[Illustration: PERSECUTION OF THE CHRISTIANS.]
Titus died the next year, and his son-in-law Tacitus, who wrote the history of those reigns, laid the blame on his brother Domitian, who was as cruel and savage a tyrant as Nero. He does seem to have been shocked at the wickedness of the Romans. Even the Vestal Virgins had grown shameless, and there was hardly a girl of the patrician families in Rome well brought up enough to become one. The blame was laid on forsaking the old religion, and what the Romans called “Judaising,” which meant Christianity, was persecuted again. Flavius Clemens, a cousin of the Emperor, was thus accused and put to death; and probably it was this which led to St. John, the last of the Apostles, being brought to Rome and placed in a cauldron of boiling oil by the Lateran Gate; but a miracle was wrought in his behalf, and the oil did him no hurt, upon which he was banished to the Isle of Patmos.
The Colosseum was opened in Domitian’s time, and the shows of gladiators, fights with beasts, and even sea-fights, when the arena was flooded, exceeded all that had gone before. There were fights between women and women, dwarfs and cranes. There is an inscription at Rome which has made some believe that the architect of the Colosseum was one Gandentius, who afterwards perished there as a Christian.

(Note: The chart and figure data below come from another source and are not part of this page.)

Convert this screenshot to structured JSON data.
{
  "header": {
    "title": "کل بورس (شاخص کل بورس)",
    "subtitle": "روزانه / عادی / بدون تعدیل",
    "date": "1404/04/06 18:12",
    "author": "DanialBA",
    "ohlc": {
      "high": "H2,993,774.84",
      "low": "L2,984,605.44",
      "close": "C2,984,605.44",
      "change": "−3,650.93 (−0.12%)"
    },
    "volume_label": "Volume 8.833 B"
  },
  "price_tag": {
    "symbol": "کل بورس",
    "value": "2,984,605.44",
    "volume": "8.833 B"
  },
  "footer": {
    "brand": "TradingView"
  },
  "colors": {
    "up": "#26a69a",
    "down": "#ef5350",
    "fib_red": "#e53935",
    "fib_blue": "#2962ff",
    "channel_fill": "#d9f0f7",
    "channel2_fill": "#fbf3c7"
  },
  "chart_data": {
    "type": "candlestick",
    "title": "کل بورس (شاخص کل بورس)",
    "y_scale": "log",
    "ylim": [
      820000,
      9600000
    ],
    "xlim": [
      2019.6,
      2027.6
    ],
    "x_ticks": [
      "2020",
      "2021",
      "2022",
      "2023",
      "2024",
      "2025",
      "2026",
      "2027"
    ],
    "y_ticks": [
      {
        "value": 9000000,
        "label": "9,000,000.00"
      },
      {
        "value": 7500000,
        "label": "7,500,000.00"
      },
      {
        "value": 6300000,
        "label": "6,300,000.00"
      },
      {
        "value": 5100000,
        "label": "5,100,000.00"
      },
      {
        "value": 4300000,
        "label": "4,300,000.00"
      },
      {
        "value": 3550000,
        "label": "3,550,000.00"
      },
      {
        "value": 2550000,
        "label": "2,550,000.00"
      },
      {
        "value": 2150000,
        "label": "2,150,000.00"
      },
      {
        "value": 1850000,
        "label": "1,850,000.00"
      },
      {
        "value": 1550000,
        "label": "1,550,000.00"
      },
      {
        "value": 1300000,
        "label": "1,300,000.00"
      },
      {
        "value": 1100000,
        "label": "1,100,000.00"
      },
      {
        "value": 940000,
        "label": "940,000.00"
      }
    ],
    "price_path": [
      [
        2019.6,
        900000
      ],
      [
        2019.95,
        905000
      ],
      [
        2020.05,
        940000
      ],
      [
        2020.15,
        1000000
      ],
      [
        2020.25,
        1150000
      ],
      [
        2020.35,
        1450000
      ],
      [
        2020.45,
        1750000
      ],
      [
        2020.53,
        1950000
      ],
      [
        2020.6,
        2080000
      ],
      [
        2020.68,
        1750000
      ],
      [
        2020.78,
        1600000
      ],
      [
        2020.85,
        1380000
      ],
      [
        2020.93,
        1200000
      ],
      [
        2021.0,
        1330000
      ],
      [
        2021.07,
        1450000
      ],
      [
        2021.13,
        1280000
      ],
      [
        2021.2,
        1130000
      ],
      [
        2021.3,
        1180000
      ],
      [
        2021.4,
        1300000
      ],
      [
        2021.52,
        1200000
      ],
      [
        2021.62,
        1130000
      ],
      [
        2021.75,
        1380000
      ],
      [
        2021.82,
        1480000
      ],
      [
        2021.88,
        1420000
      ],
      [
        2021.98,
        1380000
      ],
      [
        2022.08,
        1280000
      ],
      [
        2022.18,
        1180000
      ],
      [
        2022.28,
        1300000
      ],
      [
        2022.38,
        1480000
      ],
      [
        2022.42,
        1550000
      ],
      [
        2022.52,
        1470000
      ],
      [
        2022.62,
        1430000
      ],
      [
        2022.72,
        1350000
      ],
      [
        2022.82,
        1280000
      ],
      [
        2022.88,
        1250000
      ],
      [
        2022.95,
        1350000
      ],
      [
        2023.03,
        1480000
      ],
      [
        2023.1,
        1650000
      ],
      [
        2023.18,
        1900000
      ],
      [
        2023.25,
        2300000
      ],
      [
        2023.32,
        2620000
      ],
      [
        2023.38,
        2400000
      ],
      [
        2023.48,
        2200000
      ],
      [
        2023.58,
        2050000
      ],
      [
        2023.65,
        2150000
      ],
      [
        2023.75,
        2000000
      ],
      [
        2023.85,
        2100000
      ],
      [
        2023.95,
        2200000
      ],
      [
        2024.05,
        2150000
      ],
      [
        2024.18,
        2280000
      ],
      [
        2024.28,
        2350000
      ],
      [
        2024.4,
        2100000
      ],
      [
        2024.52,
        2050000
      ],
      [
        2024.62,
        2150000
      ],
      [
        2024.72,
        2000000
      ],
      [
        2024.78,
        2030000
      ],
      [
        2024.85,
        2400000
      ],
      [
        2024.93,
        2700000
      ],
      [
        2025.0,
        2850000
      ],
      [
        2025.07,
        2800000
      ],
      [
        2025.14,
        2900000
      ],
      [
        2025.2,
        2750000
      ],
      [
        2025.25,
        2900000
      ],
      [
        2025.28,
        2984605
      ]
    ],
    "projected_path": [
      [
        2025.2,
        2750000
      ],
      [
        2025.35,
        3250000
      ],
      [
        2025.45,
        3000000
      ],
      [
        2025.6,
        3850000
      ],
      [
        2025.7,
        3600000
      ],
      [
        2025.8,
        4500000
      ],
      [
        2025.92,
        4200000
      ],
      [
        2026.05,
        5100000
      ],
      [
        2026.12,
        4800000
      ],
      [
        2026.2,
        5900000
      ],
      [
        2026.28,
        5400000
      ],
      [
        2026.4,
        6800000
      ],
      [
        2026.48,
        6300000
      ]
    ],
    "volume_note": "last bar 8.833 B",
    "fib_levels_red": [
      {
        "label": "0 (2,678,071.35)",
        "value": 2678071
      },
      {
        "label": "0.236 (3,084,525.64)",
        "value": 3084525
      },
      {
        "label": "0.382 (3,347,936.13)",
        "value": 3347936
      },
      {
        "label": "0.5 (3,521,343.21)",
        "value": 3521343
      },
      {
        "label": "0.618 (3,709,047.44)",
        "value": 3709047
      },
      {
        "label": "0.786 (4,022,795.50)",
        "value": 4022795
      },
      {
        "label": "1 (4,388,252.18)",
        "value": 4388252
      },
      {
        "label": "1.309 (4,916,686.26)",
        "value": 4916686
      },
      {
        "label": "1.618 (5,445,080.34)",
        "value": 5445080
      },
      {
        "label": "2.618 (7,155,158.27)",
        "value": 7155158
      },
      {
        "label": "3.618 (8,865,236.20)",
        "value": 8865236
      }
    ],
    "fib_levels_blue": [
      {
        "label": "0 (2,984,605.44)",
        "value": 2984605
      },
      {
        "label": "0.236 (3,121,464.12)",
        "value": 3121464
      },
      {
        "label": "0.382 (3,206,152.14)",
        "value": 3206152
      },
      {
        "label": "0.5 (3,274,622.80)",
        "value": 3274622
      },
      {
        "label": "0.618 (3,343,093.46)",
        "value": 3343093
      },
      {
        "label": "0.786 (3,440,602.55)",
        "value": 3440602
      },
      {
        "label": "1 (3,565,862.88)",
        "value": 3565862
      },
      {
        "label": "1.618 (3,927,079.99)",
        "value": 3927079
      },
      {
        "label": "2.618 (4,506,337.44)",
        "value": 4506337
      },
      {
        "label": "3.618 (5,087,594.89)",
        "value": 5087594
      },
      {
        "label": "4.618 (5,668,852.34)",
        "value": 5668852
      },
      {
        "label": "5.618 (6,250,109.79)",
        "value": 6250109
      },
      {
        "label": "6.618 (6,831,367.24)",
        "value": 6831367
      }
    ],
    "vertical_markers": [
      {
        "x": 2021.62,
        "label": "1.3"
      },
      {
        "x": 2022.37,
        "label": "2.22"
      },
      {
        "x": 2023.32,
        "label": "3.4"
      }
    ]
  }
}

Domitian affronted the Romans by wearing a gold crown with little figures of the gods on it. He did strange things. Once he called together all his council in the middle of the night on urgent business, and while they expected to hear of some foreign enemy on the borders, a monstrous turbot was brought in, and they were consulted whether it was to be cut in pieces or have a dish made on purpose for it. Another time he invited a number of guests, and they found themselves in a black marble hall, with funeral couches, each man’s name graven on a column like a tomb, a feast laid as at a funeral, and black boys to wait on them! This time it was only a joke; but Domitian did put so many people to death that he grew frightened lest vengeance should fall on him, and he had his halls lined with polished marble, that he might see as in a glass if any one approached him from behind. But this did not save him. His wife found that he meant to put her to death, and contrived that a party of servants should murder him, A.D. 96.
[Illustration: COIN OF NERO.]
CHAPTER XXXIV.
THE AGE OF THE ANTONINES.
96—194.
Domitian is called the last of the twelve Caesars, though all who came after him called themselves Caesar. He had no son, and a highly esteemed old senator named Cocceius Nerva became Emperor. He was an upright man, who tried to restore the old Roman spirit; and as he thought Christianity was only a superstition which spoiled the ancient temper, he enacted that all should die who would not offer incense to the gods, and among these died St. Ignatius, Bishop of Antioch, who had been bred up among the Apostles. He was taken to Rome, saw his friend St. Polycarp, Bishop of Smyrna, on the way, and wrote him one of a set of letters which remain to this day. He was then thrown to the lions in the Colosseum.